Scaliamo di piccone la notte per dormire comodi sull’altopiano, ma no: arriviamo in cima con il giorno appena nato e quel germoglio di luce non ci permette più di riposare gli occhi e sognare. Però, non è meraviglioso il panorama? E vivere è cambiare motivo.

Chagall

Chissà che sta facendo Chagall, come pura materia trasformata, intendo da buon erede del progresso scientifico, mica lo penso col cappello e le mani impiastrate di colore, no; ma chissà cosa farà in questo momento la sua metamorfosi, intendo, magari evaporata e già passata dall’aria al vuoto interstellare secondo la fisica quantistica ma pur sempre col suo nome finché ne esiste ancora la materia. Ecco, sì, allora cosa fa strano a dirsi: una polvere con un nome.

Palestina

Fra poco la morte cambierà nome: si chiamerà palestina, i morti palestini. Allora un uomo, raggiunto l’ultimo buco non ancora esplorato del pianeta, lo battezzerà “morte” e la tribù locale – insieme all’arrembante civiltà che si trasferirà lì – si chiameranno morti. E se ne parlerà in toni perfettamente normali, perché la paura e l’angoscia si saranno spostate su quell’altra parola. Quando palestinerà il vecchio capo tribù, l’intera comunità innalzerà un obelisco in suo onore indicendo il lutto nazionale. Per spiegare la cosa ai loro figli, le madri diranno che il vecchio capo ha raggiunto i nonni, nella terra bagnata dal Giordano di cui parlano i testi sacri e che un giorno, prima o poi, raggiungeremo tutti. Qualche bambino, ancora troppo piccolo per capire il concetto di palestina, farà spallucce e tornerà a giocare spensierato in giardino, sotto il cielo sereno di morte.

30/07/2014

La bianchezza

Call me Ishmael (Herman Melville);
Chiamatemi Ismaele (Cesare Pavese, Adelphi);
Ishmael – chiamatemi così (Ruggero Bianchi, Mursia);
Diciamo che mi chiamo Ismaele (Bernardo Draghi, Frassinelli);
Chiamatemi pure Ismaele (Giuseppe Natali, UTET);
Chiamami Ishmael (Alessandro Ceni, Feltrinelli);
Chiamatemi Ishmael (Ottavio Fatica, Einaudi).
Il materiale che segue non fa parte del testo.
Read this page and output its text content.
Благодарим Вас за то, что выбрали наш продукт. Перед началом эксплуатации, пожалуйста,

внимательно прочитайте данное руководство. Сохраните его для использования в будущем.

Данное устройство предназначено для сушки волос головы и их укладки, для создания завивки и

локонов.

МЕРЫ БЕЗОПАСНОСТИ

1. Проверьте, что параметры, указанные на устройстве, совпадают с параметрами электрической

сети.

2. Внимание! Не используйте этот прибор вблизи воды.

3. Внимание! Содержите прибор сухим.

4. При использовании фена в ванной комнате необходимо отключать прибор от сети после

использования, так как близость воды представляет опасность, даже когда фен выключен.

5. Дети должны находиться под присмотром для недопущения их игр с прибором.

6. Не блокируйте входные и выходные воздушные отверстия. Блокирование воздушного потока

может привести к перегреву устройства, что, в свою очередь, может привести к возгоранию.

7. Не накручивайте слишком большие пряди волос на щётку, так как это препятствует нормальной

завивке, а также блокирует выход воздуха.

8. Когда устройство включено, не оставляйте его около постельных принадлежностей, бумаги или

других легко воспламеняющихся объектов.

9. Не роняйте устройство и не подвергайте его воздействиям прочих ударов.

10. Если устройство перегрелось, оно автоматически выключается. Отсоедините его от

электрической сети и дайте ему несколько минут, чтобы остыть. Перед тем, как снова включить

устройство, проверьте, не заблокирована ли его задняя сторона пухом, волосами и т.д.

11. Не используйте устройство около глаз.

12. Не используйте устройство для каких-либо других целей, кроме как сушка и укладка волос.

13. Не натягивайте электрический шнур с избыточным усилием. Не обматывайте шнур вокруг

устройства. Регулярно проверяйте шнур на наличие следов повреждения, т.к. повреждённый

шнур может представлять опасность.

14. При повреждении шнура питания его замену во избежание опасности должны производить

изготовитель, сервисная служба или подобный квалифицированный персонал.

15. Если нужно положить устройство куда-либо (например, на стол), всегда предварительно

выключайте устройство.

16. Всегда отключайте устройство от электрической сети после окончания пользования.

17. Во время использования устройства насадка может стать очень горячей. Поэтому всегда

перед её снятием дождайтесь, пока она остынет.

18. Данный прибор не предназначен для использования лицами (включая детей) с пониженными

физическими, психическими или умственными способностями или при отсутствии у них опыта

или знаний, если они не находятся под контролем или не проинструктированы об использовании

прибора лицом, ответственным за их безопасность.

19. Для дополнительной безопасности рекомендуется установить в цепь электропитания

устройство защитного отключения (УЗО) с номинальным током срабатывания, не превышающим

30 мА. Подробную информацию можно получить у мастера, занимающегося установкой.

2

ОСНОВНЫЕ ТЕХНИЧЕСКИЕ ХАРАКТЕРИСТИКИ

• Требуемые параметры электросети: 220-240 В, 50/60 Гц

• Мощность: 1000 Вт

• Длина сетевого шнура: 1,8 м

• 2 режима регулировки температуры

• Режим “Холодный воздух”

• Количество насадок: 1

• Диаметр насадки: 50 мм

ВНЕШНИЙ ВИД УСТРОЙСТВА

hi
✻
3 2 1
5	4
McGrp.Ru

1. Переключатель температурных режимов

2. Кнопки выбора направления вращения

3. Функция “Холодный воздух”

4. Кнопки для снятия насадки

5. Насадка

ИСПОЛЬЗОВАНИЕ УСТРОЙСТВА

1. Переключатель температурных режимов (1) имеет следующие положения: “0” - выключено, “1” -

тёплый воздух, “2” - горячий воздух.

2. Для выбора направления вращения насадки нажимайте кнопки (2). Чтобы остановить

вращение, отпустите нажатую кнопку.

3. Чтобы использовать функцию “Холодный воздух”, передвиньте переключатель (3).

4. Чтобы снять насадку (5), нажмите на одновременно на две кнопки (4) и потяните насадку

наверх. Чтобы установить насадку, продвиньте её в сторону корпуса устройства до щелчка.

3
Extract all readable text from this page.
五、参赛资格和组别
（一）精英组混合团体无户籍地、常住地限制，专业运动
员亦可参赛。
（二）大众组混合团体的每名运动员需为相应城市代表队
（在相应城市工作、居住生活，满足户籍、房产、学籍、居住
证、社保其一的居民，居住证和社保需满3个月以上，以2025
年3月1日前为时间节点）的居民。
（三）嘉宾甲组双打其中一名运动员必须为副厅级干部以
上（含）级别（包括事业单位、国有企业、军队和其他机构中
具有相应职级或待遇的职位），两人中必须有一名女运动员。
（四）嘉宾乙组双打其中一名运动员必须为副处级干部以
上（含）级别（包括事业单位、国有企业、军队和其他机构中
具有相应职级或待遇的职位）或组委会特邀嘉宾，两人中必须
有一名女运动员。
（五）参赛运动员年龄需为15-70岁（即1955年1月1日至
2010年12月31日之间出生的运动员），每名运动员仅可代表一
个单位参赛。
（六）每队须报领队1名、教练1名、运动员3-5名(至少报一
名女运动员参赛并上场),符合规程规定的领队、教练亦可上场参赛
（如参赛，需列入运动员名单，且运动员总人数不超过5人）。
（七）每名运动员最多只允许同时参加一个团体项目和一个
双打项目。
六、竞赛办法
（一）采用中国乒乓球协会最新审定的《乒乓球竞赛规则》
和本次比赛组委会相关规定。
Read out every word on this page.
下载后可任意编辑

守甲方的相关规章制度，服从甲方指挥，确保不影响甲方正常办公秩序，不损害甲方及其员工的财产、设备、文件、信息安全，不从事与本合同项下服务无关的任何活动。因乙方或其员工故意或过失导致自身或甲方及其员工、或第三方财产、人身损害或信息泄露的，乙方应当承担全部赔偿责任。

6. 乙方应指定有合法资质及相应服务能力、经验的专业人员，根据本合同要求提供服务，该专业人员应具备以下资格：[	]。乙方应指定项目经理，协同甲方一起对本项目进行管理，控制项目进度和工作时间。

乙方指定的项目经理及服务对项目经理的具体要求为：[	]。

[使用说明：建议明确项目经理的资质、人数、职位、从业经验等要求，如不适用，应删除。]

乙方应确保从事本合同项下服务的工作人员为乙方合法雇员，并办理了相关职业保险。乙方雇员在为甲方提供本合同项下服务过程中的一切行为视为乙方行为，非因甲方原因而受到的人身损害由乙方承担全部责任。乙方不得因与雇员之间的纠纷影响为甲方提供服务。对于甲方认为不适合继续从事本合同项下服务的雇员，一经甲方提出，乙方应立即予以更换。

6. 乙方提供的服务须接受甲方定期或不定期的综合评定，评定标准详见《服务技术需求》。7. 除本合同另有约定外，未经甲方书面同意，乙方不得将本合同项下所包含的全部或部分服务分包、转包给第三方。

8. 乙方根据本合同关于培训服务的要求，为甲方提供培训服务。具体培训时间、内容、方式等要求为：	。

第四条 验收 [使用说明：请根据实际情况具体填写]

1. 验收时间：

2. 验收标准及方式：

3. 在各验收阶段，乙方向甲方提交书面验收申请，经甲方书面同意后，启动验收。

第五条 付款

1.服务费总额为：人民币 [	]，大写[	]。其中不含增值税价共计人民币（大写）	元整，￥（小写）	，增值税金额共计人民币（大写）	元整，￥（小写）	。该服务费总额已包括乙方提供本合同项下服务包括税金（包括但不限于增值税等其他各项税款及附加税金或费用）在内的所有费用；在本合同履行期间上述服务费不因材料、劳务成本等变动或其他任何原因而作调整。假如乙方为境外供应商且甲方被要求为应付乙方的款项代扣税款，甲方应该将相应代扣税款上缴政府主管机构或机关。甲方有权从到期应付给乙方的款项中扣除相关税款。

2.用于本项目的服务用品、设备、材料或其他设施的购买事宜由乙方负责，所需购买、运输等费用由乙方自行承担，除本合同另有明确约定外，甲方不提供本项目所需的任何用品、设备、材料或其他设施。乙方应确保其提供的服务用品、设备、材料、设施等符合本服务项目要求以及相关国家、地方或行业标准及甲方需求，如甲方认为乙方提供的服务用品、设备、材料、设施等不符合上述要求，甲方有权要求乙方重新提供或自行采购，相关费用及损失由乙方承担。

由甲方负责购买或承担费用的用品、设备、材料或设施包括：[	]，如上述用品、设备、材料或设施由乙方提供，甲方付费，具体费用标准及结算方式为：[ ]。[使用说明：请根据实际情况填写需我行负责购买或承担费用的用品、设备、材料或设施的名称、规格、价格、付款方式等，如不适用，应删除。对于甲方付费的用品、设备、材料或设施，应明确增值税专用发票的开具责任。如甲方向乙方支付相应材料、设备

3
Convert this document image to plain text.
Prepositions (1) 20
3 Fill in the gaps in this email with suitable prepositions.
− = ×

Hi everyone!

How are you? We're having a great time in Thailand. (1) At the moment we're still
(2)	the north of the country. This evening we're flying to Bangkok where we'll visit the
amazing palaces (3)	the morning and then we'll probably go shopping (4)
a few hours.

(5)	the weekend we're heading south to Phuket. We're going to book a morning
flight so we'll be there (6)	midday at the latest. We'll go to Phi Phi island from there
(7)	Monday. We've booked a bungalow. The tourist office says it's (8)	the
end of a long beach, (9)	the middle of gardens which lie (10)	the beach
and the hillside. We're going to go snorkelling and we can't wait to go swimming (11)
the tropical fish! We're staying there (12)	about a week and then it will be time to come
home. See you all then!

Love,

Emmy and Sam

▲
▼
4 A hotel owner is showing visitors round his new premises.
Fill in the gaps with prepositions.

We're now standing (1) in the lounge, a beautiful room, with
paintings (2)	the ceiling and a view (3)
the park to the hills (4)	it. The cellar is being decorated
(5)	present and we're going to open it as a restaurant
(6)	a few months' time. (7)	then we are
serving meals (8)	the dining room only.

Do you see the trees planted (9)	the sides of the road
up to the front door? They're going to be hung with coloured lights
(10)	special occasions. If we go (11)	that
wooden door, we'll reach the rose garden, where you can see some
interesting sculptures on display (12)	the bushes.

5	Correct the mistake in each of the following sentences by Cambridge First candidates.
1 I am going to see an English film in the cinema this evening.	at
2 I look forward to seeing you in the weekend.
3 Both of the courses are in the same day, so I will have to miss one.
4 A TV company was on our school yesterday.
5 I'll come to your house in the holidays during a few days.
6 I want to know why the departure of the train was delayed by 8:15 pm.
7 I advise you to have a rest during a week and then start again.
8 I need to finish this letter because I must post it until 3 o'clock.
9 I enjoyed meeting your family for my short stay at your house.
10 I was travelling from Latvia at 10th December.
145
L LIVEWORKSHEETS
Tante sono le strade aperte dal naufragio del senso, una soltanto la bianchezza della balena; discutibile la musica di ciascuna soluzione, inconfutabile il mistero di una beltà primigenia. Cosa, nella vita, non è frutto di una traduzione?

Massimamente sogni

Negli ultimi giorni mi capacito di questa città Palermo che ti fa inabissare, sprofondare in precipitosa rovina di sensi mentre ci cammini a piedi infilzandoti nelle resurrezioni architettoniche dei vecchi palazzi bucati dalla seconda guerra; mentre vedi facce che facce sconosciute non sembrano esistere, ma solo volti infuocati che dicono famiglia ai tuoi occhi pronti a partire; mentre credi vera l’epifania che dà un senso a tutto, persino al nautoscopio visto da un palazzo con la faccia sulla Cala; persino al fine vita della tua scaturigine; persino all’ultimo alito di burattino che soffia dal ventre di uno scantinato nel teatrino delle beffe. Tutto questo ti stanca ma ne vuoi ancora; ne vuoi ancora ma ti stanca. E massimamente sogni di dormire in un cantuccio solo tuo con questi tesori brulicanti sul cuscino.